I'm also using the worker_process_init signal to do some initialization, each time a new process starts:

@worker_process_init.connect
def init(sender=None, conf=None, **kwargs):
    init_system(celery.conf)
    init_pdf(celery.conf)

This initialization function takes several seconds to execute.

Besides that, I'm using the following configuration:

CELERY_RESULT_SERIALIZER = 'json'
CELERY_TASK_SERIALIZER = 'json'
CELERY_ACCEPT_CONTENT = ['json']
BROKER_URL = 'amqp://'
CELERY_RESULT_BACKEND = 'amqp://'
CELERY_TIMEZONE = 'Europe/Berlin'
CELERY_ENABLE_UTC = True

and start my worker with the following command:

celery -A isc worker -l info --concurrency=3

As expected, starting the worker results in the initialization function being called three times. Now, I can send tasks and they are being executed and everything seems to run smoothly.

BUT: As soon as a tasks exceeds its time limit, the worker gets caught in an infinite loop of spawning and being killed off again because of exceeding the time limit.
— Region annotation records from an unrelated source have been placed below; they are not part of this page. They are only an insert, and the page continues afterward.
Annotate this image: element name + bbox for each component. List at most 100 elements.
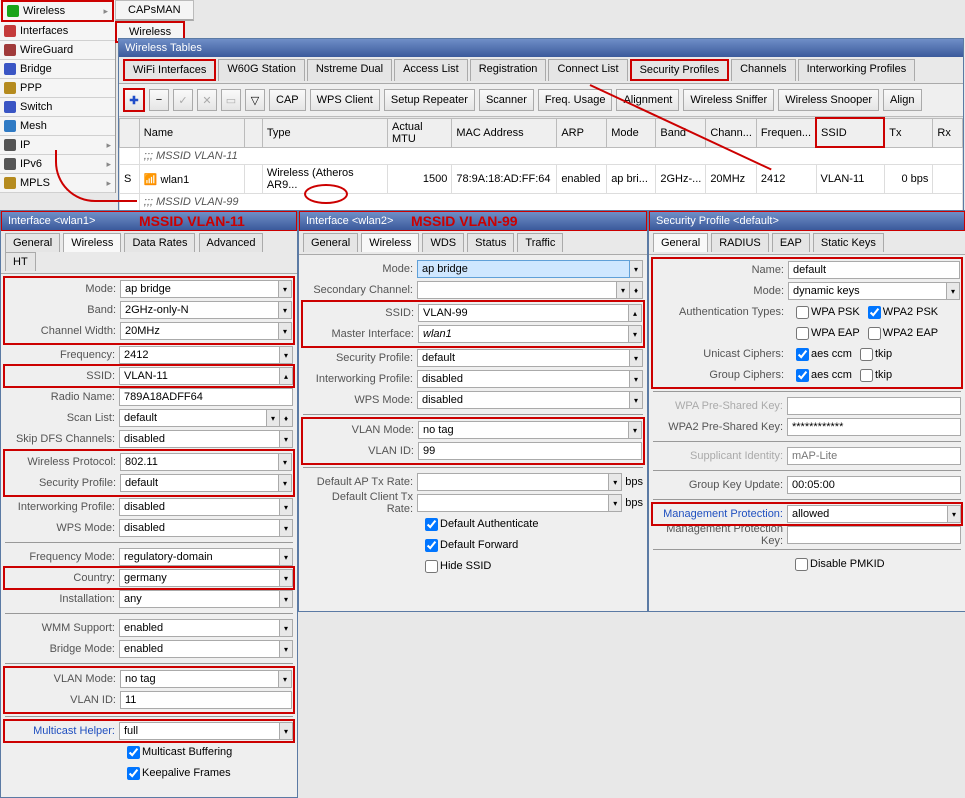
mode-field[interactable]: ap bridge (120, 280, 279, 298)
wpa-psk-key-field[interactable] (787, 397, 961, 415)
channel-width-field[interactable]: 20MHz (120, 322, 279, 340)
tkip-checkbox[interactable] (860, 369, 873, 382)
tab-advanced[interactable]: Advanced (199, 233, 264, 252)
enable-button[interactable]: ✓ (173, 89, 193, 111)
dropdown-icon[interactable]: ▾ (630, 370, 643, 388)
sidebar-item-mpls[interactable]: MPLS▸ (0, 174, 115, 193)
wpa2-psk-checkbox[interactable] (868, 306, 881, 319)
installation-field[interactable]: any (119, 590, 280, 608)
tab-status[interactable]: Status (467, 233, 514, 252)
tab-wireless[interactable]: Wireless (361, 233, 419, 252)
dropdown-icon[interactable]: ▾ (947, 282, 960, 300)
table-row[interactable]: S📶 wlan1 Wireless (Atheros AR9...150078:… (120, 165, 963, 194)
wps-mode-field[interactable]: disabled (119, 519, 280, 537)
vlan-mode-field[interactable]: no tag (120, 670, 279, 688)
sidebar-item-bridge[interactable]: Bridge (0, 60, 115, 79)
tab-security-profiles[interactable]: Security Profiles (630, 59, 729, 81)
supplicant-id-field[interactable]: mAP-Lite (787, 447, 961, 465)
col-band[interactable]: Band (656, 118, 706, 147)
dropdown-icon[interactable]: ▴ (280, 367, 293, 385)
dropdown-icon[interactable]: ▾ (279, 301, 292, 319)
mode-field[interactable]: ap bridge (417, 260, 630, 278)
sidebar-item-ipv6[interactable]: IPv6▸ (0, 155, 115, 174)
sidebar-item-ip[interactable]: IP▸ (0, 136, 115, 155)
dropdown-icon[interactable]: ▾ (280, 346, 293, 364)
name-field[interactable]: default (788, 261, 960, 279)
vlan-id-field[interactable]: 99 (418, 442, 642, 460)
default-auth-checkbox[interactable] (425, 518, 438, 531)
multicast-helper-field[interactable]: full (119, 722, 280, 740)
snooper-button[interactable]: Wireless Snooper (778, 89, 879, 111)
dropdown-icon[interactable]: ▾ (280, 548, 293, 566)
dropdown-icon[interactable]: ▾ (279, 474, 292, 492)
wireless-protocol-field[interactable]: 802.11 (120, 453, 279, 471)
wpa-psk-checkbox[interactable] (796, 306, 809, 319)
tab-general[interactable]: General (303, 233, 358, 252)
tab-ht[interactable]: HT (5, 252, 36, 271)
mode-field[interactable]: dynamic keys (788, 282, 947, 300)
dropdown-icon[interactable]: ▾ (280, 430, 293, 448)
dropdown-icon[interactable]: ▾ (279, 670, 292, 688)
sidebar-item-wireguard[interactable]: WireGuard (0, 41, 115, 60)
tab-eap[interactable]: EAP (772, 233, 810, 252)
tab-wifi-interfaces[interactable]: WiFi Interfaces (123, 59, 216, 81)
col-x[interactable] (245, 118, 262, 147)
col-chan[interactable]: Chann... (706, 118, 757, 147)
scan-list-field[interactable]: default (119, 409, 267, 427)
secondary-channel-field[interactable] (417, 281, 617, 299)
tab-data-rates[interactable]: Data Rates (124, 233, 195, 252)
interworking-field[interactable]: disabled (119, 498, 280, 516)
disable-pmkid-checkbox[interactable] (795, 558, 808, 571)
sidebar-item-ppp[interactable]: PPP (0, 79, 115, 98)
dropdown-icon[interactable]: ▾ (629, 325, 642, 343)
tab-w60g-station[interactable]: W60G Station (218, 59, 304, 81)
tab-access-list[interactable]: Access List (394, 59, 468, 81)
comment-button[interactable]: ▭ (221, 89, 241, 111)
vlan-id-field[interactable]: 11 (120, 691, 292, 709)
col-name[interactable]: Name (139, 118, 245, 147)
band-field[interactable]: 2GHz-only-N (120, 301, 279, 319)
dropdown-icon[interactable]: ▾ (279, 453, 292, 471)
wps-mode-field[interactable]: disabled (417, 391, 630, 409)
dropdown-icon[interactable]: ▴ (629, 304, 642, 322)
tab-channels[interactable]: Channels (731, 59, 795, 81)
aes-ccm-checkbox[interactable] (796, 348, 809, 361)
col-arp[interactable]: ARP (557, 118, 607, 147)
interworking-field[interactable]: disabled (417, 370, 630, 388)
col-mode[interactable]: Mode (607, 118, 656, 147)
multicast-buffering-checkbox[interactable] (127, 746, 140, 759)
mgmt-protection-key-field[interactable] (787, 526, 961, 544)
dropdown-icon[interactable]: ▾ (279, 280, 292, 298)
tab-general[interactable]: General (5, 233, 60, 252)
dropdown-icon[interactable]: ▾ (280, 498, 293, 516)
col-type[interactable]: Type (262, 118, 387, 147)
frequency-field[interactable]: 2412 (119, 346, 280, 364)
tab-wds[interactable]: WDS (422, 233, 464, 252)
dropdown-icon[interactable]: ▾ (280, 722, 293, 740)
group-key-update-field[interactable]: 00:05:00 (787, 476, 961, 494)
sniffer-button[interactable]: Wireless Sniffer (683, 89, 774, 111)
ssid-field[interactable]: VLAN-11 (119, 367, 280, 385)
add-button[interactable]: ✚ (123, 88, 145, 112)
vlan-mode-field[interactable]: no tag (418, 421, 629, 439)
dropdown-icon[interactable]: ▾ (629, 421, 642, 439)
ssid-field[interactable]: VLAN-99 (418, 304, 629, 322)
mgmt-protection-field[interactable]: allowed (787, 505, 948, 523)
table-row[interactable]: ;;; MSSID VLAN-11 (120, 147, 963, 165)
dropdown-icon[interactable]: ▾ (630, 391, 643, 409)
dropdown-icon[interactable]: ▾ (630, 260, 643, 278)
dropdown-icon[interactable]: ▾ (280, 569, 293, 587)
master-interface-field[interactable]: wlan1 (418, 325, 629, 343)
table-row[interactable]: ;;; MSSID VLAN-99 (120, 194, 963, 211)
tab-interworking-profiles[interactable]: Interworking Profiles (798, 59, 916, 81)
wpa2-eap-checkbox[interactable] (868, 327, 881, 340)
client-tx-rate-field[interactable] (417, 494, 609, 512)
dropdown-icon[interactable]: ▾ (280, 519, 293, 537)
tab-static-keys[interactable]: Static Keys (813, 233, 884, 252)
col-rx[interactable]: Rx (933, 118, 963, 147)
tab-registration[interactable]: Registration (470, 59, 547, 81)
tab-nstreme-dual[interactable]: Nstreme Dual (307, 59, 392, 81)
hide-ssid-checkbox[interactable] (425, 560, 438, 573)
tab-general[interactable]: General (653, 233, 708, 252)
disable-button[interactable]: ✕ (197, 89, 217, 111)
[2014-06-13 09:46:18,978: ERROR/MainProcess] Timed out waiting for UP message from <Worker(Worker-20381, started daemon)>
[2014-06-13 09:46:20,000: ERROR/MainProcess] Process 'Worker-20381' pid:18953 exited with 'signal 9 (SIGKILL)'
// new worker 20382 getting started, initialization getting triggerd and soon after that -->
[2014-06-13 09:46:18,978: ERROR/MainProcess] Timed out waiting for UP message from <Worker(Worker-20382, started daemon)>
[2014-06-13 09:46:20,000: ERROR/MainProcess] Process 'Worker-20382' pid:18954 exited with 'signal 9 (SIGKILL)'
// and so on....

Does anyone has an idea why this is happening?

回答1:

The answer seems to be that the signal worker_process_init requires the handler to not be blocking for more than 4 seconds.

http://celery.readthedocs.org/en/latest/userguide/signals.html#worker-process-init

Because my init function takes longer to execute, the worker will be terminated automatically. After that it naturally restarts and triggers the init function again, which then results in the worker being terminated again and so on.